A Segunda Guerra Mundial poderia ter sido útil para mostrar para a humanidade ao mostrar as consequências que a manipulação de ideias absurdas e preconceituosas podem causar e o quanto a democracia é necessária, além do risco de auferir investimentos e poder a alguém que se propõe a matar pessoas a esmo pelo simples fato de não serem iguais a um determinado povo. Porém o Século XXI está aí pra mostrar que a intolerância se organiza a partir das redes sociais tão populares com o advento da internet. O mundo agora vive a mercê do ódio alimentado pelos boatos que, ou são iguais ou são similares ao que Hitler utilizava para fascinar multidões. Um outro componente desse tempero maligno é a manipulação religiosa. Hitler utilizava um Deus cristão para abençoar o terror que ele propôs abertamente e hoje pessoas manipulam a fé nesse mesmo Deus para pregar ódio, intolerância, tortura e morte. Aqui no Brasil isso fascinou uma boa parte de Cristãos que foram levados a justificar o ódio a partir de trechos do Antigo Testamento. Quando o esperado era que pessoas que seguem essa religião desse primazia ao Evangelho. Como justificar a exaltação tão forte a mortes e armas, quando Jesus Cristo diz "Eu vim para que todos tenham vida e a tenham em abundância." (João 10, 10) ou como olhar para uma outra pessoa como um inimigo quando Cristo diz "Amarás o próximo como a ti mesmo" (Mateus 22, 37-39). Infelizmente o ódio continua sendo justificado como se fosse "abençoado por Deus".

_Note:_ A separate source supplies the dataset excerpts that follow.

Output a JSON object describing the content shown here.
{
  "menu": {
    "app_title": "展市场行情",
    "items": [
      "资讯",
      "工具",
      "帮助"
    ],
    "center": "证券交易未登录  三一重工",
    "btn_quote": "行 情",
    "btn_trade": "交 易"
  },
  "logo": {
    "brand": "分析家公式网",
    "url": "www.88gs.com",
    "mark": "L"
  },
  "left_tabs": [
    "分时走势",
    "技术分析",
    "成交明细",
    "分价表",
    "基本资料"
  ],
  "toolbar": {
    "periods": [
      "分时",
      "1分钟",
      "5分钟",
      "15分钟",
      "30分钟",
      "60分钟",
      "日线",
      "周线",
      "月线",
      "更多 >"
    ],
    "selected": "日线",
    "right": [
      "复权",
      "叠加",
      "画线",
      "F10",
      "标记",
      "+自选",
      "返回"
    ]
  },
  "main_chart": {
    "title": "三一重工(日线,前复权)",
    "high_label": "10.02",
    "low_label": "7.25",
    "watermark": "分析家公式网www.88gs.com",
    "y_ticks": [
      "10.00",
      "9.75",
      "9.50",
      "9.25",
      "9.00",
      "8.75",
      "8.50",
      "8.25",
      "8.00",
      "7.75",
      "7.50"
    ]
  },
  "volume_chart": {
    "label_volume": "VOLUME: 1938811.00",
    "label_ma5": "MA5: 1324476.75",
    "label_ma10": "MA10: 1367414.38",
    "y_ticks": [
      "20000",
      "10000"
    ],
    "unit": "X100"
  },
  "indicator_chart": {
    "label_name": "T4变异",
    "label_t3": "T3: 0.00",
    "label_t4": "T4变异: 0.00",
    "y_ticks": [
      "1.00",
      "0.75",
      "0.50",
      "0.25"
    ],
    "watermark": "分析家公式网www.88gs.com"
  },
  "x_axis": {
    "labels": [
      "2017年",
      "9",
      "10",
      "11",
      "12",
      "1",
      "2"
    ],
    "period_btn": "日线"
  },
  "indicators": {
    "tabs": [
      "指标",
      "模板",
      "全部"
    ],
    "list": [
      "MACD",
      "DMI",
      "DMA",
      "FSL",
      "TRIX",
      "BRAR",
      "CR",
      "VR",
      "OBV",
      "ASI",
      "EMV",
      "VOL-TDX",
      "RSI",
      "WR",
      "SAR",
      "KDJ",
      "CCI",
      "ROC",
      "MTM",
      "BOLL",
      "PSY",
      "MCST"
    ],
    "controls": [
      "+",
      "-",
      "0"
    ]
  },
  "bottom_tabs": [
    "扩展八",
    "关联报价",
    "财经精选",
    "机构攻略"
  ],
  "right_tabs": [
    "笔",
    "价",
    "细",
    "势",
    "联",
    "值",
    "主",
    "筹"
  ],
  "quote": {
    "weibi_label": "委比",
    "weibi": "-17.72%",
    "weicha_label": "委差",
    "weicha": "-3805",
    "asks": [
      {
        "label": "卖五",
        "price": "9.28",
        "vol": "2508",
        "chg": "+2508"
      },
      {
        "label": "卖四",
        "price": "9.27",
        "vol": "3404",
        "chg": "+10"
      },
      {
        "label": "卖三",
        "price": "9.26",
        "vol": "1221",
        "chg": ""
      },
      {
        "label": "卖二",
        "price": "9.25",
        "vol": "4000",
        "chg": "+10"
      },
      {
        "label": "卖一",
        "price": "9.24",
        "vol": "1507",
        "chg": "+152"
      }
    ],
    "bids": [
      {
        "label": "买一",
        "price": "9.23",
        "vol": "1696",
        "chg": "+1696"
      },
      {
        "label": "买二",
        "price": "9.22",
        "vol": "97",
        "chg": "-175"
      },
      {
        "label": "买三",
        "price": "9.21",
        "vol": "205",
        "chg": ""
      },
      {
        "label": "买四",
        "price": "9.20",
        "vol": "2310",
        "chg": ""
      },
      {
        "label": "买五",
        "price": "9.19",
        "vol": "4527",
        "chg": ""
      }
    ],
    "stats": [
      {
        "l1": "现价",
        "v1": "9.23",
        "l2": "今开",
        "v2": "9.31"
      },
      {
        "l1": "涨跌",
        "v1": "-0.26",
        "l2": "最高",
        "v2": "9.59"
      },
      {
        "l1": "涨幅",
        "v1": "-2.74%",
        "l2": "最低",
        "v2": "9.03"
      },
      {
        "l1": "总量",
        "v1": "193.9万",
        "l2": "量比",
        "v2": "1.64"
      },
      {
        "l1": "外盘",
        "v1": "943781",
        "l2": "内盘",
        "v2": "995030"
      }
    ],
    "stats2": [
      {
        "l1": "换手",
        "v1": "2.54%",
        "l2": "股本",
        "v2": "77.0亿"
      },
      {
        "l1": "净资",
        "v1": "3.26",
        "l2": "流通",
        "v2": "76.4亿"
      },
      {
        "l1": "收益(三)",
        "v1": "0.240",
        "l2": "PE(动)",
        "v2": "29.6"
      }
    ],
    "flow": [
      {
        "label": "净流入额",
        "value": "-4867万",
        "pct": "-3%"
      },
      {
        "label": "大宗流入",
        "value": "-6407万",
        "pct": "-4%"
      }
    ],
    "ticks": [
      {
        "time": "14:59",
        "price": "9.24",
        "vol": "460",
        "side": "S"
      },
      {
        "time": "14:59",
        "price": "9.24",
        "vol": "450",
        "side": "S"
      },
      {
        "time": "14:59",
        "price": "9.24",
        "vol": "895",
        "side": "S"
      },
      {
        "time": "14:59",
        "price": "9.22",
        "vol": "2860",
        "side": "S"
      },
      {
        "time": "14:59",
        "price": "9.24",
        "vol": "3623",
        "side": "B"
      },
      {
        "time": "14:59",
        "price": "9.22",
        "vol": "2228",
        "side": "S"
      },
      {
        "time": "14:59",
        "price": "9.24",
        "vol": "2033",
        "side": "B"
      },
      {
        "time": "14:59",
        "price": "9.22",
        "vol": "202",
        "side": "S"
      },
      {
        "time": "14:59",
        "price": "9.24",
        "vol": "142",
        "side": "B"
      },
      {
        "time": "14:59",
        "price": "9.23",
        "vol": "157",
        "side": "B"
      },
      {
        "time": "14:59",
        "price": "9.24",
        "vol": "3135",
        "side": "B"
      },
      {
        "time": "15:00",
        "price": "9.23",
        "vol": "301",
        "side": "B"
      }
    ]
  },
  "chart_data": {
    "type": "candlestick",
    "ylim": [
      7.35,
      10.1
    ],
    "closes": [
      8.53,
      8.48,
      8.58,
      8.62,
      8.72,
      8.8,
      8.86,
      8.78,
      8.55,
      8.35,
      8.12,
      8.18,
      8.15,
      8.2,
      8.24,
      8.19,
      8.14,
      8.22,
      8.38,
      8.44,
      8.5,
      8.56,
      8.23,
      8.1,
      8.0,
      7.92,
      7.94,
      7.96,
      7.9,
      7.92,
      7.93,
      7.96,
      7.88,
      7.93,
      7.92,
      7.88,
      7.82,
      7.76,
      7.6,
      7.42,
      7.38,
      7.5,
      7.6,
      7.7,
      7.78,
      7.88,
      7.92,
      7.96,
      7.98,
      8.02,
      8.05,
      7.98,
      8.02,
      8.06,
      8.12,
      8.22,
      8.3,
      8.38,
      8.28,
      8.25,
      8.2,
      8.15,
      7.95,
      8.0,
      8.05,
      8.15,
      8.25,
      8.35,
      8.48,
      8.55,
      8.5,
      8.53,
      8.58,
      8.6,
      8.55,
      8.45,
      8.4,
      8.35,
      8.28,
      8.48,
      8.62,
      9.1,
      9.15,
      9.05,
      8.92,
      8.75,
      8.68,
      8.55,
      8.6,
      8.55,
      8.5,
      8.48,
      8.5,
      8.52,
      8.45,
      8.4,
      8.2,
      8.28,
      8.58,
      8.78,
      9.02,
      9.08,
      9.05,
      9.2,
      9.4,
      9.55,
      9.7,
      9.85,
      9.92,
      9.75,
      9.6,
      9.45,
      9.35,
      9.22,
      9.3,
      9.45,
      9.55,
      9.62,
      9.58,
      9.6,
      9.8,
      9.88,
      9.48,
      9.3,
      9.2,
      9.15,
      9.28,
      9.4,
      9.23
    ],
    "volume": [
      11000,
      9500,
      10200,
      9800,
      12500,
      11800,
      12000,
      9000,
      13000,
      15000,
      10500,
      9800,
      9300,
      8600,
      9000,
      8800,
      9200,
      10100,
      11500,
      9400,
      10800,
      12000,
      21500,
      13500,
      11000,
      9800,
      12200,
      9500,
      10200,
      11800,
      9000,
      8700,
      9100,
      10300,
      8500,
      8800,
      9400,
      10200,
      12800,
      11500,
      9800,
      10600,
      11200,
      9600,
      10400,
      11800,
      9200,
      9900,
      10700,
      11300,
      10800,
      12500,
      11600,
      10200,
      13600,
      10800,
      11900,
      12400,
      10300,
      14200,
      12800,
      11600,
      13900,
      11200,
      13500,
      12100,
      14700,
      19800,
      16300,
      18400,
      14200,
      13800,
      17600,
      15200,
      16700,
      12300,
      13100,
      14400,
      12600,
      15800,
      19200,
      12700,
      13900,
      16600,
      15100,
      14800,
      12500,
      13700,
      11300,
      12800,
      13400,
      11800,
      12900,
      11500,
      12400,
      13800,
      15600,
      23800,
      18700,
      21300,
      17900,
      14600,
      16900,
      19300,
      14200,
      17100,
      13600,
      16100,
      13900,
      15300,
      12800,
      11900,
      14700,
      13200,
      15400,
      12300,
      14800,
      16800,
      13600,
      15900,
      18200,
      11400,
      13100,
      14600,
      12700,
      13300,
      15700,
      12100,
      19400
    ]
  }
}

Hitler de Shigeru Mizuki é um excelente quadrinho na maneira como o artista transformou uma ampla e detalhada pesquisa numa obra acessível. Ao mesmo tempo que ela tem inúmeros méritos pela narrativa e pela arte, é uma obra difícil de ser lida por se tratar de um homem que levou a um massacre com o envolvimento de diversos países e que o seu legado de ódio infelizmente segue vivo até hoje. Contudo essa é uma obra necessária, assim como qualquer outro bom material crítico sobre a Segunda Guerra. A partir do momento que a gente dá as costas pra História ou se esquiva de aprofundar conhecimentos sobre questões da atualidade a partir de material de pessoas qualificadas, é que a gente vê que a repetição do erro será inevitável. A compreensão do mundo é complexa e não é um video curto de um minuto e meio que vai explicar o que você precisa saber e muito menos aquele guru que tem milhares de seguidores mas nunca pisou numa Universidade, uma pessoa que tudo o que sabe fazer é contradizer sem base alguma um conhecimento construído a partir de inúmeras evidências. O Século XXi mostra o quanto precisamos ser mais seletivos com o conteúdo que consumimos porque manipular pessoas é fácil para quem segue a fórmula: saudosismo/ criar um inimigo/ explicações fáceis. Por isso o desafio nos próximos anos vai estar na nossa capacidade de filtrar essa gama de informações que é despejada ao nosso redor e como a gente pode evitar atribuir credibilidade a qualquer rosto carismático de um video curto bem editado.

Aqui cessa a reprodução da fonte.